As we are all aware, however, this is seldom the case and the palaeontologist again needs to maintain a delicate balancing act.  In our science, because we are dealing with fossil remains, there are many occasions when a theory can only be formed because of subjectivity and all of us – but all of us – will do this. The trick is not to let any biases or any preconceived ideas influence your decisions. This is never easy since data can be notoriously erroneous and deciding which data is useful and that which is not can make and break a theory. Indeed, testability is crucial.

It is up to the palaeontologist to try and present the facts in a clear and concise way that in no way has had the data bent or twisted to accommodate the hypothesis. This is the very essence of good science because then the palaeontologist is not only understanding his own research but is always questioning himself about it time and time again before he is happy. This is a discipline to be admired since it must take a long long time to develop.

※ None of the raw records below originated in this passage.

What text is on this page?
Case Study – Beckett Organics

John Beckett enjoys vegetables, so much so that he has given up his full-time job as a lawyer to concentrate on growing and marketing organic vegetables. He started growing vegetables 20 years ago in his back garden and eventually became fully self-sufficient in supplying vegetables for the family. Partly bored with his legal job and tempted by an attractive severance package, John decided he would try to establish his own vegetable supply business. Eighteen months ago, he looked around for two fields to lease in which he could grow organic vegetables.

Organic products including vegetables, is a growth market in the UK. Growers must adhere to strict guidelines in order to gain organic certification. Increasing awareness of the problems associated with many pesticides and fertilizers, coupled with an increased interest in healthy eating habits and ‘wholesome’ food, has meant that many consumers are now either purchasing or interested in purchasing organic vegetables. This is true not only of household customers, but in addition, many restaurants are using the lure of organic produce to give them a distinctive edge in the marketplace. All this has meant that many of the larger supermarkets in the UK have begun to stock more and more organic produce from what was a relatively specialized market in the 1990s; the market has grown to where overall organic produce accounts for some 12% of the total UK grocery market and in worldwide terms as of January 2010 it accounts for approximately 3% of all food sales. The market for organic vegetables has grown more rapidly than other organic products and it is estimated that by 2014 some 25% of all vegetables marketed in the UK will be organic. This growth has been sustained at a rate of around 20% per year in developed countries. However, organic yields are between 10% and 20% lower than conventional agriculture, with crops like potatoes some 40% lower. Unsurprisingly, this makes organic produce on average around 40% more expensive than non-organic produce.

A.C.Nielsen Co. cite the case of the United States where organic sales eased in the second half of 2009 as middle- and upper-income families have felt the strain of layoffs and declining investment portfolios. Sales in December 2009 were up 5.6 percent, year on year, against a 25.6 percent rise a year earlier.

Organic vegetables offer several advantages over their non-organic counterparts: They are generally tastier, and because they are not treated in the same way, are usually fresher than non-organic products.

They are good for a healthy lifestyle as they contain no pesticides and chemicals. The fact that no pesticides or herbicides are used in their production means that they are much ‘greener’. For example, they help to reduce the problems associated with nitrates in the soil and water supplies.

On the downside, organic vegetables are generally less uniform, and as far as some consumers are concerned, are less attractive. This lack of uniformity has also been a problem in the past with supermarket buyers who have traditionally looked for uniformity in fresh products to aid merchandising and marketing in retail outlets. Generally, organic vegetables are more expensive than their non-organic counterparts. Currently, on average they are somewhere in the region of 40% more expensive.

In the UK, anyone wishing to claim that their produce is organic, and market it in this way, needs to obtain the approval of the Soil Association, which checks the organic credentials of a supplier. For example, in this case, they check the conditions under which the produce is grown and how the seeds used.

Having said all this I have to say that the vast majority of my experiences within the palaeontological community have been nothing but good at all levels of the science. There has been the odd occasion where I think I may have been a little hard done by, unfairly criticised or ignored but these are extremely few and far between. Indeed, over the years, I use these experiences to learn about how the palaeoworld works and, more importantly, to learn about myself as well as others.

Palaeontology of today is global. We are able to communicate with each other in ways that are unparalleled when compared with the past. Avocationists, amateurs and everybody else are able to communicate with palaeontologists of all levels via the social networks, the blogs and the conferences.  Once we were only able to watch these guys on the occasional TV program or when reading the odd magazine article or book – today we communicate with each other on a surprisingly regular basis.

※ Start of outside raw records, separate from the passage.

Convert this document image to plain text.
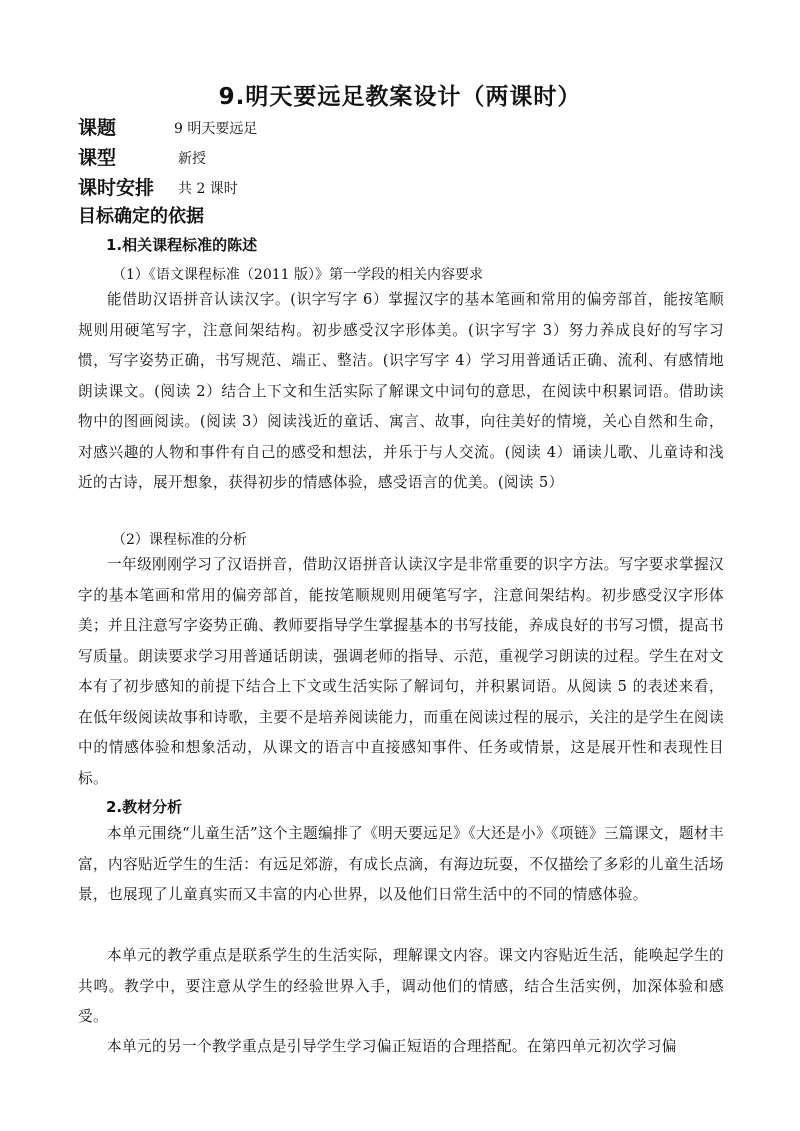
9.明天要远足教案设计（两课时）
课题	9 明天要远足
课型	新授
课时安排 共 2 课时
目标确定的依据
1.相关课程标准的陈述
（1）《语文课程标准（2011 版）》第一学段的相关内容要求
能借助汉语拼音认读汉字。(识字写字 6）掌握汉字的基本笔画和常用的偏旁部首，能按笔顺规则用硬笔写字，注意间架结构。初步感受汉字形体美。(识字写字 3）努力养成良好的写字习惯，写字姿势正确，书写规范、端正、整洁。(识字写字 4）学习用普通话正确、流利、有感情地朗读课文。(阅读 2）结合上下文和生活实际了解课文中词句的意思，在阅读中积累词语。借助读物中的图画阅读。(阅读 3）阅读浅近的童话、寓言、故事，向往美好的情境，关心自然和生命，对感兴趣的人物和事件有自己的感受和想法，并乐于与人交流。(阅读 4）诵读儿歌、儿童诗和浅近的古诗，展开想象，获得初步的情感体验，感受语言的优美。(阅读 5）
（2）课程标准的分析
一年级刚刚学习了汉语拼音，借助汉语拼音认读汉字是非常重要的识字方法。写字要求掌握汉字的基本笔画和常用的偏旁部首，能按笔顺规则用硬笔写字，注意间架结构。初步感受汉字形体美；并且注意写字姿势正确、教师要指导学生掌握基本的书写技能，养成良好的书写习惯，提高书写质量。朗读要求学习用普通话朗读，强调老师的指导、示范，重视学习朗读的过程。学生在对文本有了初步感知的前提下结合上下文或生活实际了解词句，并积累词语。从阅读 5 的表述来看，在低年级阅读故事和诗歌，主要不是培养阅读能力，而重在阅读过程的展示，关注的是学生在阅读中的情感体验和想象活动，从课文的语言中直接感知事件、任务或情景，这是展开性和表现性目标。
2.教材分析
本单元围绕“儿童生活”这个主题编排了《明天要远足》《大还是小》《项链》三篇课文，题材丰富，内容贴近学生的生活：有远足郊游，有成长点滴，有海边玩耍，不仅描绘了多彩的儿童生活场景，也展现了儿童真实而又丰富的内心世界，以及他们日常生活中的不同的情感体验。
本单元的教学重点是联系学生的生活实际，理解课文内容。课文内容贴近生活，能唤起学生的共鸣。教学中，要注意从学生的经验世界入手，调动他们的情感，结合生活实例，加深体验和感受。
本单元的另一个教学重点是引导学生学习偏正短语的合理搭配。在第四单元初次学习偏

We know who is in the field and where they are, we get instant notification of new discoveries and the same with new publications. Everything we see and do is disseminated instantly amongst all of us and I, for one, would not want it any other way. Palaeontology of today is fast moving, fluid and ever changing and where we will be in fifty years’ time blows the mind.

So we have to accept that there will be times when things do not quite go as we want, when people do not quite respond in the way we would expect and our friends and colleagues may appear a little short sometimes. This is the price we all pay for today’s instant communication and when you consider how rare these discretions are in the palaeoworld then surely it is a price worth paying.